At first, launching a side project felt empowering. It was a chance to break free, to express myself and maybe make a little money. At least that's how I saw it when I first started consistently working on my LinkedIn. But over time, it didn’t feel like freedom anymore. It felt like capitalism was just turning anxiety into ambition. It's more than just extra income. It’s about identity, validation, and this looming fear that if you're not building, you're falling behind. In a world that values looks over depth, when do we get to truly live? If every free moment must be turned into money, what time is left for us?

Many people don’t see how the creator economy has changed our view of work. Algorithms now drive us to produce, post, and promote all the time. That's how it felt for me after a few months of "developing" content for LinkedIn. In the past, work focused on stability and survival. Now, the pressure is on to turn your personality into your product. People aren’t chasing passion; they’re scrambling for relevance. Platforms benefit from this unpaid labor, often masked as self-expression. The promise of freedom has been replaced by the expectation of constant engagement.

And it’s not just creators. It’s the startup founder with a newsletter. The mid-level manager building a personal brand. The UX designer growing a coaching side gig. All of us trading nights and weekends for that magical mix of impact, income, and independence. But let’s be honest—how many of us actually feel free?
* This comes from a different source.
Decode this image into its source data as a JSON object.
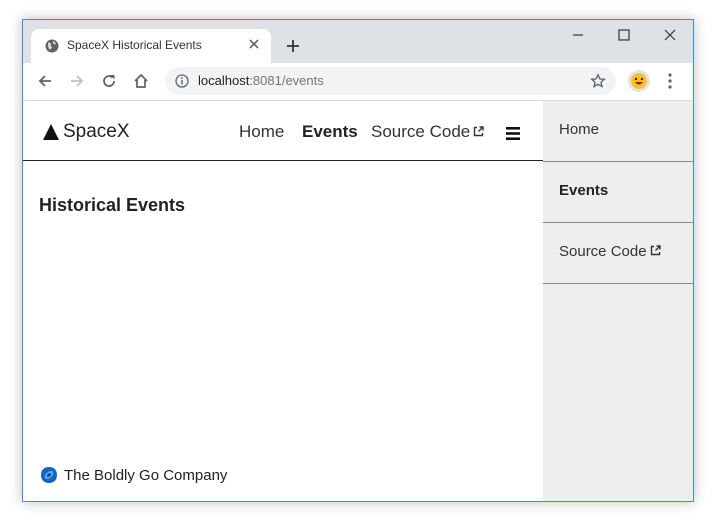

What no one warns you about is what happens when it starts to work. When the content lands, the followers grow, and the brand "gains traction." That dopamine hit... It's addicting. Suddenly, you don’t just feel inspired to post—you feel obligated. You start optimizing everything: your tone, your hooks, your life. Rest becomes a threat to momentum. Fun starts to feel like missed potential. When success starts to whisper, “Do more,” it’s easy to mistake burnout for ambition.

There’s a quiet kind of guilt that comes with stepping away. I’ve felt it in my chest when I let a week go by without posting. I’ve felt it when I did something I enjoyed and didn’t share it. We’ve internalized this idea that if it isn’t seen, it doesn’t count. That joy has to be documented. That hobbies must evolve into brands. That time off must be justified with productivity language: “recharging,” “resetting,” “investing in myself.” We don’t rest—we rebrand the pause.

Here's the thing: chasing visibility is not the same as building independence. If freedom only exists at the end of a never-ending grind, is it freedom at all? In 2025, try this: enjoy your hobbies without making them a side business or content. Write a poem no one reads. Learn to cook something and tell no one. Go offline and stay there. No audience. No ROI. Just because you can.